Was passiert während dessen? Der Kannibalen-Frutus ist kurz vor Düren mit dem Auto liegen geblieben. Schon vor Stunden mit Totalschaden. Das Auto der restlichen Kannibalen, das losfuhr um ihn zu bergen und zum Konzert zu bringen ist praktischer Weise auf der Rettungsmission ebenfalls liegen geblieben.

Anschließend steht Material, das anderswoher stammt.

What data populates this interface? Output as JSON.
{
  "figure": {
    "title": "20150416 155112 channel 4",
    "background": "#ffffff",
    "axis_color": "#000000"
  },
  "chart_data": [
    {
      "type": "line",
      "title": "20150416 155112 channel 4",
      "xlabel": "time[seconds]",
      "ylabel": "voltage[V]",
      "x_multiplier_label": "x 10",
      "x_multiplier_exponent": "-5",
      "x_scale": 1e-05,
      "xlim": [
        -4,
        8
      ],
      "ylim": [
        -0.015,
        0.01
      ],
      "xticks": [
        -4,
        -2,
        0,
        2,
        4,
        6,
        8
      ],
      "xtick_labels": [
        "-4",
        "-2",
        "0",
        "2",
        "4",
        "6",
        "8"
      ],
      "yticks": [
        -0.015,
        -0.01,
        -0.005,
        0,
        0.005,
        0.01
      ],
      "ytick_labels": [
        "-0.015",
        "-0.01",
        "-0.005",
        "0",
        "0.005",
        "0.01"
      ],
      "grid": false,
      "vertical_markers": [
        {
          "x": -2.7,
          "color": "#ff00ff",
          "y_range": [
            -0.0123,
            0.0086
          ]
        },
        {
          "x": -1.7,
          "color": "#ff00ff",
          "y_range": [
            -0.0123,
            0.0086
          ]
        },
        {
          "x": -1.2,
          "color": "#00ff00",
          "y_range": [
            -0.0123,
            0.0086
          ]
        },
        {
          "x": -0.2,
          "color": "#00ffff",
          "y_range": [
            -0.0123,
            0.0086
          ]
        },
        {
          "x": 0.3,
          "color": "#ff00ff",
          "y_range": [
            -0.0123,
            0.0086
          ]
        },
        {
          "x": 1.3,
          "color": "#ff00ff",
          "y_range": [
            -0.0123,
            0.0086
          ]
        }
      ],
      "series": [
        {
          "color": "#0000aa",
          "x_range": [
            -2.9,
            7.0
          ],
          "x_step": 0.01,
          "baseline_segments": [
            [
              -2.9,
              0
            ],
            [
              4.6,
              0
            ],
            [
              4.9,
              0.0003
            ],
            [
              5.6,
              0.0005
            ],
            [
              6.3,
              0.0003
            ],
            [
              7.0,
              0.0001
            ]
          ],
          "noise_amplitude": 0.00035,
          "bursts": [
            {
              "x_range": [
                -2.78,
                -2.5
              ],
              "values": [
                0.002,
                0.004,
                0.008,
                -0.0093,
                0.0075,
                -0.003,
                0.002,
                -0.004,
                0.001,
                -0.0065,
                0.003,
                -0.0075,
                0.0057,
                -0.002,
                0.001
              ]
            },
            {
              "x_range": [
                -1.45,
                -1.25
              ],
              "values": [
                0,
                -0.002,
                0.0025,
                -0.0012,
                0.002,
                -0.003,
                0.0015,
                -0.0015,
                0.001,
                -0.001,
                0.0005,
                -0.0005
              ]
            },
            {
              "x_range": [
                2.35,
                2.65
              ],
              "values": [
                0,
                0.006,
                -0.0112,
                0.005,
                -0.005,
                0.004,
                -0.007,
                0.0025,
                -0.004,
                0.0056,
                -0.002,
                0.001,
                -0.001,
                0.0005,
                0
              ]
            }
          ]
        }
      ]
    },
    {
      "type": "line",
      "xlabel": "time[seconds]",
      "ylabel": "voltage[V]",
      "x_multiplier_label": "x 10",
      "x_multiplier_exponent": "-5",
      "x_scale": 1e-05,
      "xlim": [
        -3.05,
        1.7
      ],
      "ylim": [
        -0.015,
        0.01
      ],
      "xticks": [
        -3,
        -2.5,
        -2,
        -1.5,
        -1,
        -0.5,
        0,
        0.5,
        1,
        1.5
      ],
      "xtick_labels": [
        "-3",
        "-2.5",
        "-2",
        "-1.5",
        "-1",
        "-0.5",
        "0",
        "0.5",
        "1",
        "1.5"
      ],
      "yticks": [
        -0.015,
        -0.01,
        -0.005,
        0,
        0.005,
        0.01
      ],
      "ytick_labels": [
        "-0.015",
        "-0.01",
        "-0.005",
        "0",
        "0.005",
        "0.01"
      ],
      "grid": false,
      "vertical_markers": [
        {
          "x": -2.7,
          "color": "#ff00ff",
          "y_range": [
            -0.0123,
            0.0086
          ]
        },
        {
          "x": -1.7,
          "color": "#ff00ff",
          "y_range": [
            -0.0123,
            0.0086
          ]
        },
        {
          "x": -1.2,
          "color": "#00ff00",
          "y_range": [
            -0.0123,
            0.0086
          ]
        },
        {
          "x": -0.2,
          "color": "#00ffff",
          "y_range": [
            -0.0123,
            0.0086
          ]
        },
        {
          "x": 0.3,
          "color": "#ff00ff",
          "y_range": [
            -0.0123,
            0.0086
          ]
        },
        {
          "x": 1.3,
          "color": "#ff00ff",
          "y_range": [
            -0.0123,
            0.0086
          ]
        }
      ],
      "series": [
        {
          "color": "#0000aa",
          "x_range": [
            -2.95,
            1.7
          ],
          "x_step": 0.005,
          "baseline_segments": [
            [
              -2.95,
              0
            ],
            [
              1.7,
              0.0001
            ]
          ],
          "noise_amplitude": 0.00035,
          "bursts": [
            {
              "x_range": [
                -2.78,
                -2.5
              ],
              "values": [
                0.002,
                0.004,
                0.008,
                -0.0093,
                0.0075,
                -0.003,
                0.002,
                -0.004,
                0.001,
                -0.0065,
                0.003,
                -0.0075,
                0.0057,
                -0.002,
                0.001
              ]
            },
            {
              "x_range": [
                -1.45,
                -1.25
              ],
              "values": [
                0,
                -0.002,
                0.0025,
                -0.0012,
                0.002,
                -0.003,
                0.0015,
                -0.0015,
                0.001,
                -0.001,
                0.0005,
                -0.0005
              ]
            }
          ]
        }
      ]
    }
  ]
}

Aber noch spielen ja Christmas und machen richtig Spaß. Sänger Max wie gewohnt in bester Entertainer-Manier, da verzichtet man gerne auf Gesangsvariationen. Außerdem singen die beiden Saitenkünstler Nadine und Tommy ebenfalls mit, was für die angenehme Hardcore-Färbung der Punksongs sorgt.

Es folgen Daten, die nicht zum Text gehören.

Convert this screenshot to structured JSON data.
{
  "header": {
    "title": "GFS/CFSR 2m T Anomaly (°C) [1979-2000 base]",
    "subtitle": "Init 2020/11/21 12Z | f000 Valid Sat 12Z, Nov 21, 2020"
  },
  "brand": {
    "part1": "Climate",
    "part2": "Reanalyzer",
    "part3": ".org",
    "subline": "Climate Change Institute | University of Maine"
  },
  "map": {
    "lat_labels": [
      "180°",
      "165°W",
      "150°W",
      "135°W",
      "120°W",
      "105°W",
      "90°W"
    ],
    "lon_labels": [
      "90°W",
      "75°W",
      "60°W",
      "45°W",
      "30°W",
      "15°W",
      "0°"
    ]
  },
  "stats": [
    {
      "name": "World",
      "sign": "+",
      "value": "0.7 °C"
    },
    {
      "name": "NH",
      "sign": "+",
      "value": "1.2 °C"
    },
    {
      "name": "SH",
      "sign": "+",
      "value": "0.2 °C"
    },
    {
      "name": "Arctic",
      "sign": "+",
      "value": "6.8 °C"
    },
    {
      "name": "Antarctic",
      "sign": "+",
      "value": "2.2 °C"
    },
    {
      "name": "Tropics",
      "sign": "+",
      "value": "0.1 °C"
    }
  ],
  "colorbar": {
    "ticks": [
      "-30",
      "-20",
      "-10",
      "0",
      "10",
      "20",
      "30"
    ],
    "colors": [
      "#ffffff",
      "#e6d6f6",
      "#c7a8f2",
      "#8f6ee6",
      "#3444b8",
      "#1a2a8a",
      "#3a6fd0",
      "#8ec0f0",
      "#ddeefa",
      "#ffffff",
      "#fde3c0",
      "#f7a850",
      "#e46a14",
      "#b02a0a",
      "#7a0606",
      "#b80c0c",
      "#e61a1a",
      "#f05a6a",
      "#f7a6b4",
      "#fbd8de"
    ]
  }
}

Außerdem großartig: Die Band hat ihr eigenes Fass Bier mit auf die Bühne gebracht. Der arme Alex muss für die Band zapfen, obwohl er selber ganz kultiviert lieber zum Rotwein greift. Alles geht heute!
Großer Bahnhof für Kannibal Krach, die es unter größten Entbehrungen doch noch geschafft haben und mal eben den (zumindest gefühlt) besten Auftritt auf die Matte legen, den Chris von dieser Band gesehen hat. Da wird auch kein Tropfen Bier verschwendet.
Leider nicht so richtig viele Fotos, die vorzeigbar sind. Aber Musik auf Fotos ist eh so eine Sache. Die Band scheint richtig Bock zu haben und ordentlich geprobt haben sie auch - jedenfalls klingt es so. Wenig Kirmes und viel Geballer ist heute der Marschbefehl. Da scheint sogar das Chaos des Tages positiven Einfluss auf Derwisch Frustus zu haben. Agil, frech und hellwach - das könnte auch aus einer Werbung für Seniorenmedikamente sein. Stimmt aber hier noch mehr! Chapeau! Fazit: auch trotz der Misstöne eine insgesamt sehr schöne und äußerst unterhaltsame Veranstaltung, einschließlich der Infostände, Volxküche und Astra!